On November 3, 2016, Beijing IP Court issued a decision of imposing a fine to the trademark owner in a non-use cancellation case for forging of evidence.
In 2013, Fujian Qianchuan Co., Ltd. ("Qianchuan") filed a petition of cancelling the trademark "家家JIA JIA" designating "edible oil" on the ground of non-use in consecutive three years before China Trademark Office ("CTMO"). CTMO decided to cancel the mark due to insufficient evidence of use on April 11, 2014. Mr. Li, who is the trademark owner, appealed the decision before Trademark Review and Adjudication Board ("TRAB") with argument of continuous use from 2010 to 2012 together with evidence of use. TRAB overturned the decision of CTMO and decided to uphold the registration of the said mark.
Qianchuan was not satisfied with the decision of TRAB and initiated a lawsuit before Beijing IP Court against TRAB. The evidence of use submitted by Mr. Li included notarized copies of product test report, invoices, advertisement registration certificate, Islamic food business approval certificate. On the other hand, plaintiff also provided the original copies of the corresponding documents but it was different from the copies provided by Mr. Li.

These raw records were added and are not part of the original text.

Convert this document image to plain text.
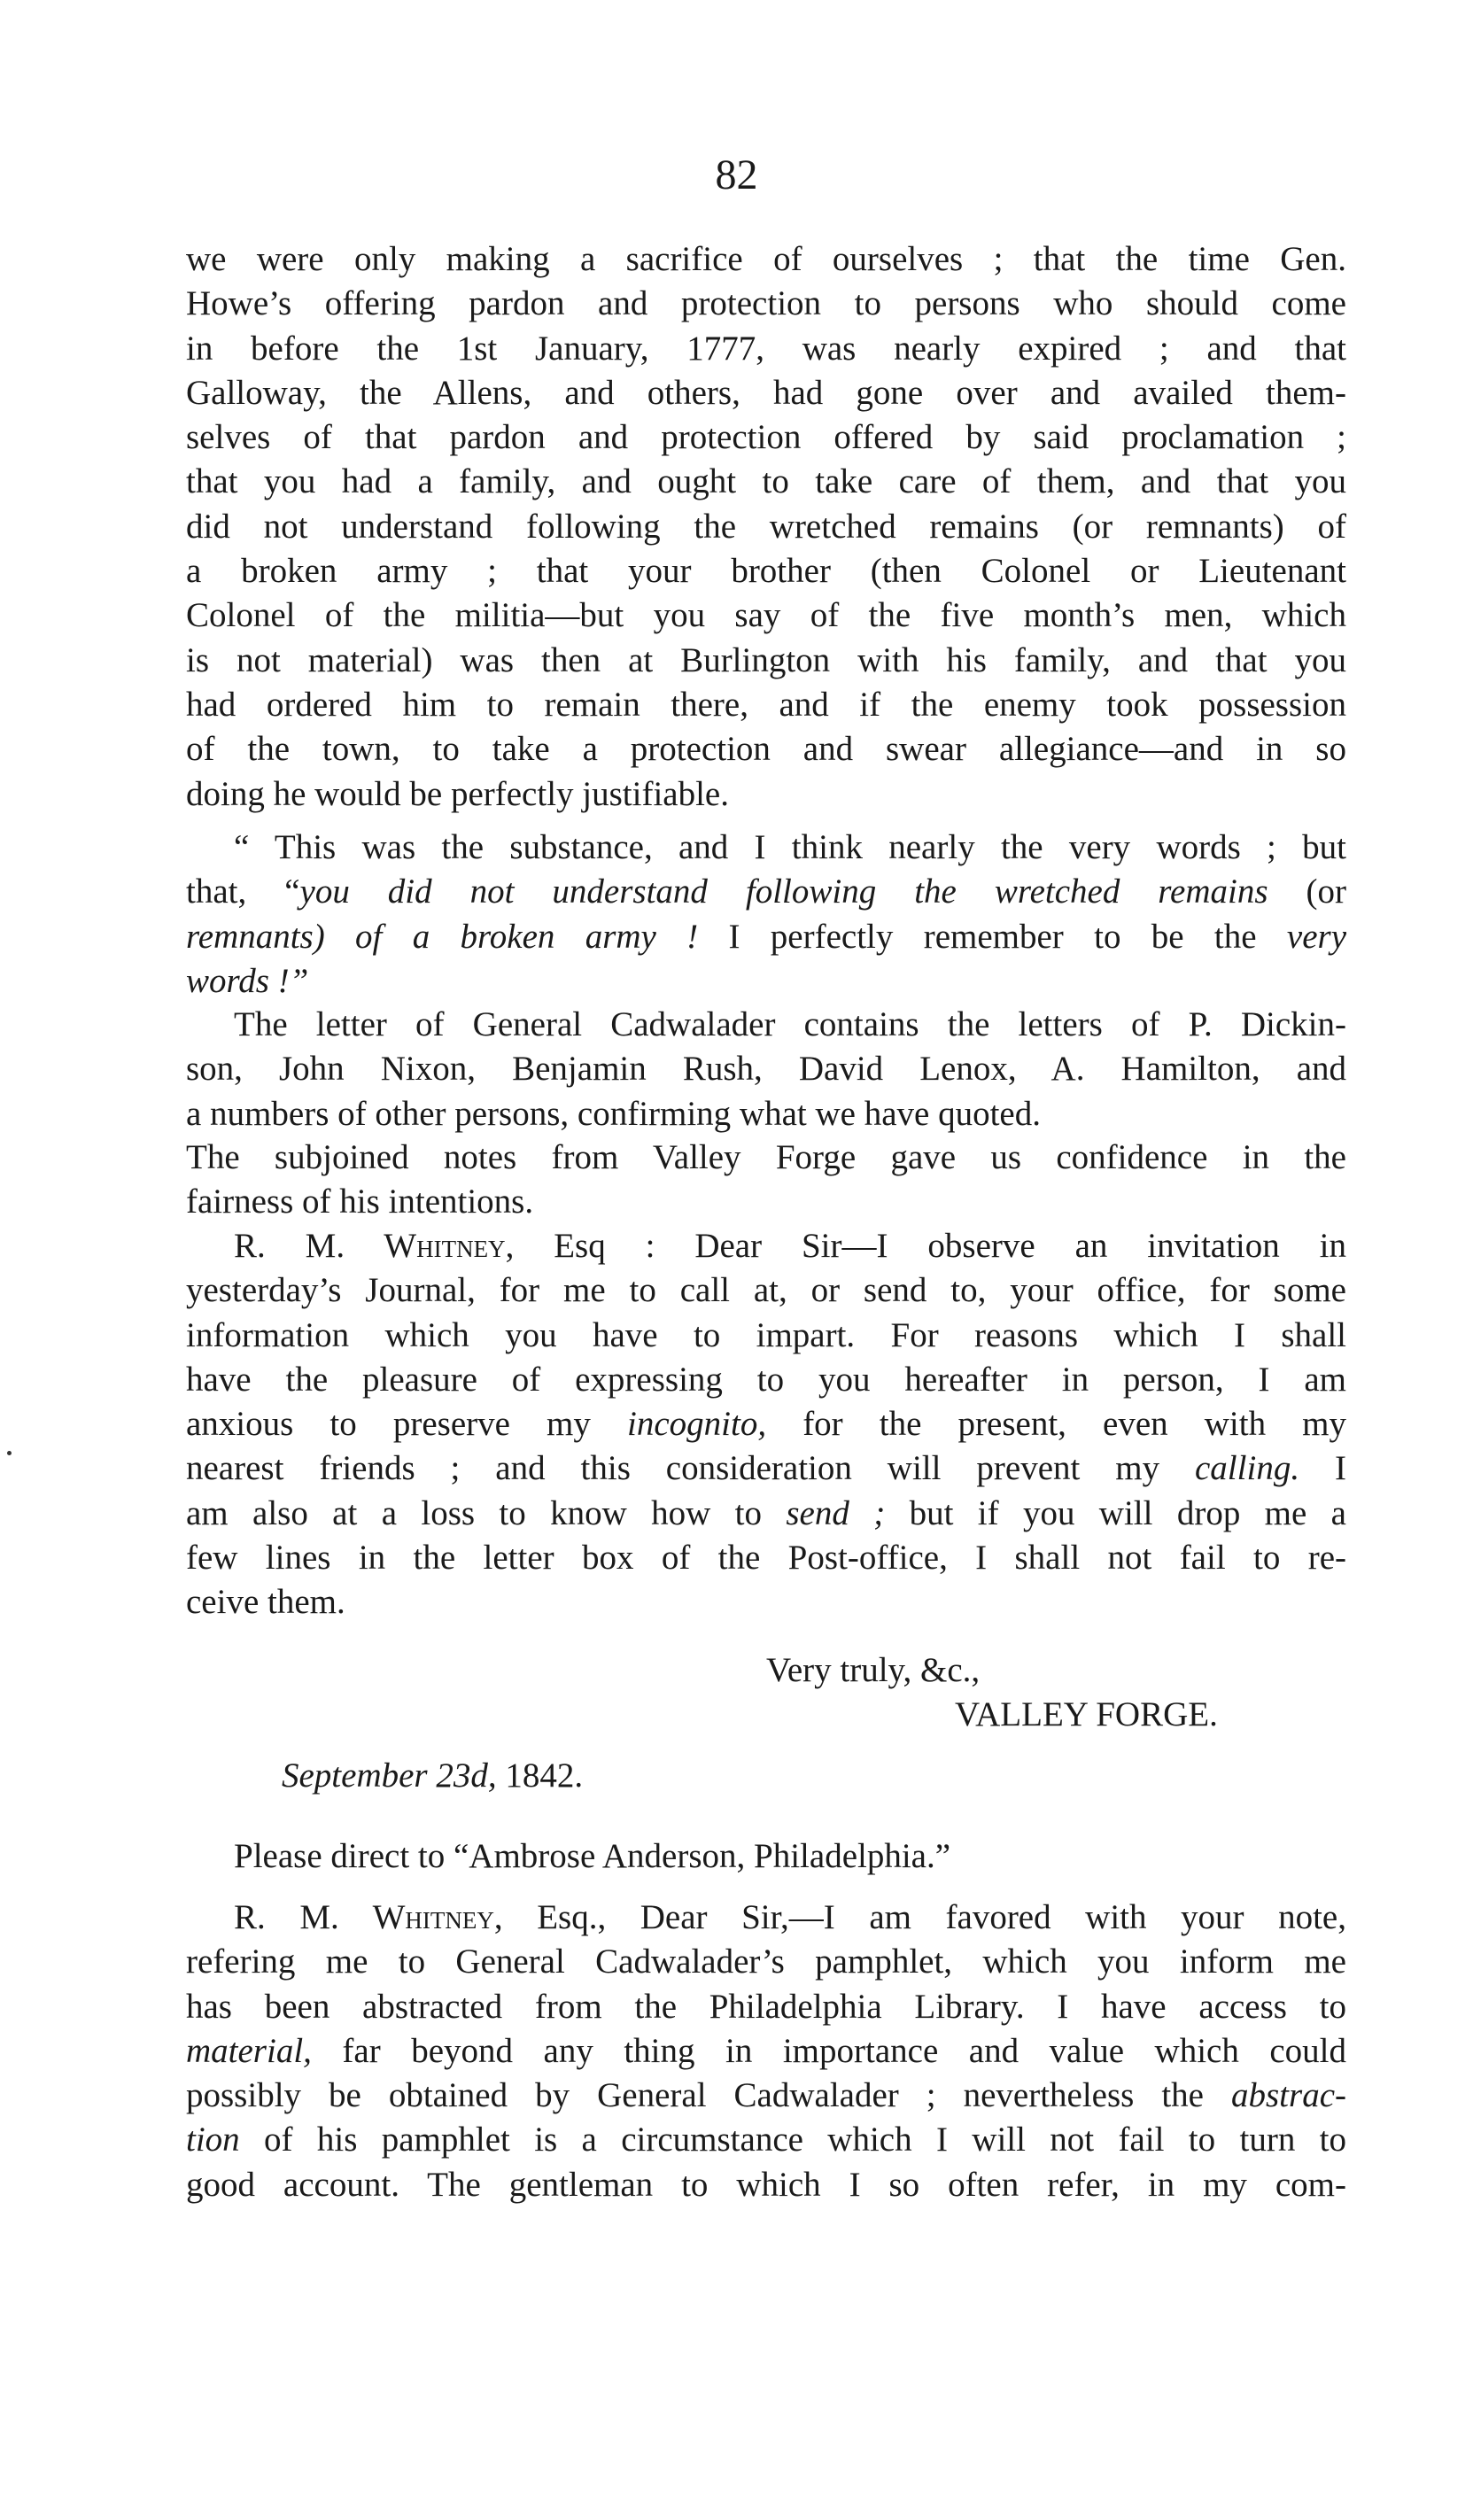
82
we were only making a sacrifice of ourselves ; that the time Gen.
Howe’s offering pardon and protection to persons who should come
in before the 1st January, 1777, was nearly expired ; and that
Galloway, the Allens, and others, had gone over and availed them-
selves of that pardon and protection offered by said proclamation ;
that you had a family, and ought to take care of them, and that you
did not understand following the wretched remains (or remnants) of
a broken army ; that your brother (then Colonel or Lieutenant
Colonel of the militia—but you say of the five month’s men, which
is not material) was then at Burlington with his family, and that you
had ordered him to remain there, and if the enemy took possession
of the town, to take a protection and swear allegiance—and in so
doing he would be perfectly justifiable.
“ This was the substance, and I think nearly the very words ; but
that, “you did not understand following the wretched remains (or
remnants) of a broken army ! I perfectly remember to be the very
words !”
The letter of General Cadwalader contains the letters of P. Dickin-
son, John Nixon, Benjamin Rush, David Lenox, A. Hamilton, and
a numbers of other persons, confirming what we have quoted.
The subjoined notes from Valley Forge gave us confidence in the
fairness of his intentions.
R. M. Whitney, Esq : Dear Sir—I observe an invitation in
yesterday’s Journal, for me to call at, or send to, your office, for some
information which you have to impart. For reasons which I shall
have the pleasure of expressing to you hereafter in person, I am
anxious to preserve my incognito, for the present, even with my
nearest friends ; and this consideration will prevent my calling. I
am also at a loss to know how to send ; but if you will drop me a
few lines in the letter box of the Post-office, I shall not fail to re-
ceive them.
Very truly, &c.,
VALLEY FORGE.
September 23d, 1842.
Please direct to “Ambrose Anderson, Philadelphia.”
R. M. Whitney, Esq., Dear Sir,—I am favored with your note,
refering me to General Cadwalader’s pamphlet, which you inform me
has been abstracted from the Philadelphia Library. I have access to
material, far beyond any thing in importance and value which could
possibly be obtained by General Cadwalader ; nevertheless the abstrac-
tion of his pamphlet is a circumstance which I will not fail to turn to
good account. The gentleman to which I so often refer, in my com-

Furthermore, it was discovered that the advertisement registration certificate provided by Mr. Li in the review proceedings of TRAB is different from the copy provided in the administrative litigation before Beijing IP Court. The date of advertisement indicated as February 29, 2013 in one copy was not available in another copy. Certain part of evidence has obvious trace of alteration and fabrication. Mr. Li failed to provide original copy of the suspected documents. Based on the evidence above, Beijing IP Court determined that the evidence submitted by Mr. Li are false evidences and issued a decision of imposing a fine of CNY 10,000 (USD 1,458) . It is the first time that a fine is imposed to punish the dishonest behavior of the party in an administrative litigation by Beijing IP Court.

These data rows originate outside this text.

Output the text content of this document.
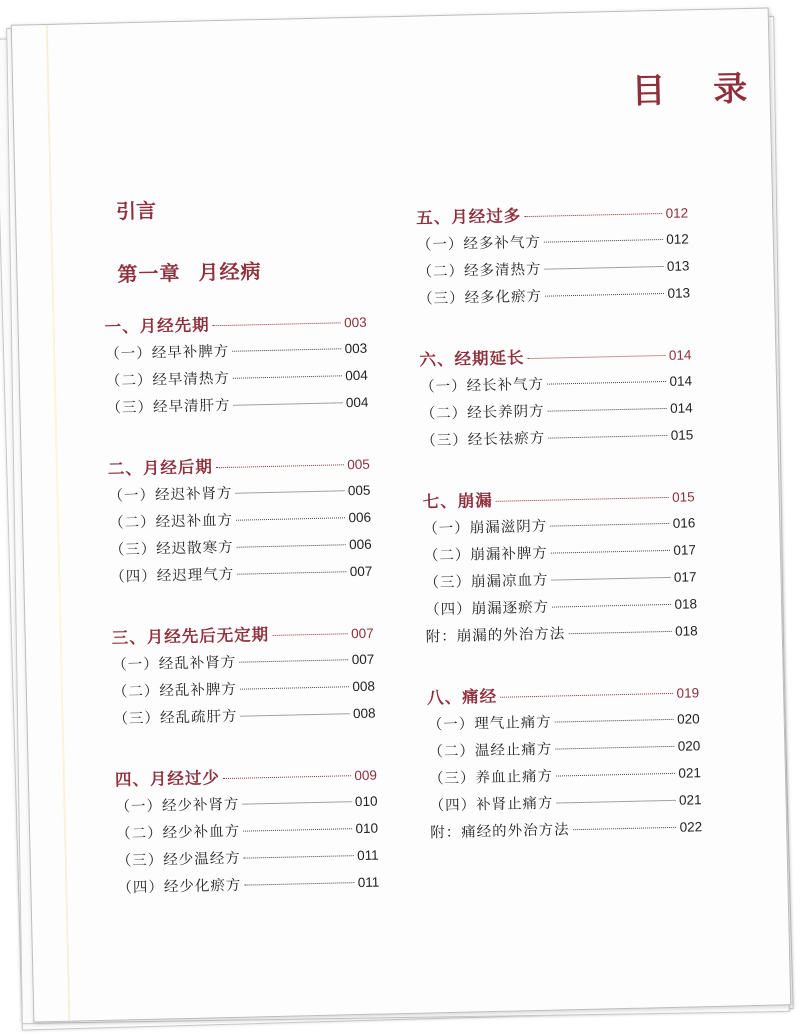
目 录
引言
第一章 月经病
一、月经先期	003
（一）经早补脾方	003
（二）经早清热方	004
（三）经早清肝方	004
二、月经后期	005
（一）经迟补肾方	005
（二）经迟补血方	006
（三）经迟散寒方	006
（四）经迟理气方	007
三、月经先后无定期	007
（一）经乱补肾方	007
（二）经乱补脾方	008
（三）经乱疏肝方	008
四、月经过少	009
（一）经少补肾方	010
（二）经少补血方	010
（三）经少温经方	011
（四）经少化瘀方	011
五、月经过多	012
（一）经多补气方	012
（二）经多清热方	013
（三）经多化瘀方	013
六、经期延长	014
（一）经长补气方	014
（二）经长养阴方	014
（三）经长祛瘀方	015
七、崩漏	015
（一）崩漏滋阴方	016
（二）崩漏补脾方	017
（三）崩漏凉血方	017
（四）崩漏逐瘀方	018
附：崩漏的外治方法	018
八、痛经	019
（一）理气止痛方	020
（二）温经止痛方	020
（三）养血止痛方	021
（四）补肾止痛方	021
附：痛经的外治方法	022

In the trademark non-use cancellation proceedings, it is not uncommon to find false evidence provided by the trademark owner to keep the mark alive. Such evidence may survive in CTMO or TRAB proceedings but it will be seriously challenged in administrative proceedings where highest standard of evidence is implemented. It is required that the evidence provided the court should be authentic. What's more, the evidence should be collected in a legitimate way and it should be related to the fact to be proved. False evidence will usually fail to fulfill the requirements and become inadmissible by the court. Petitioners of non-use cancellation are suggested to appeal the decision into administrative litigation to challenge the suspected evidence of use provided by the trademark owner.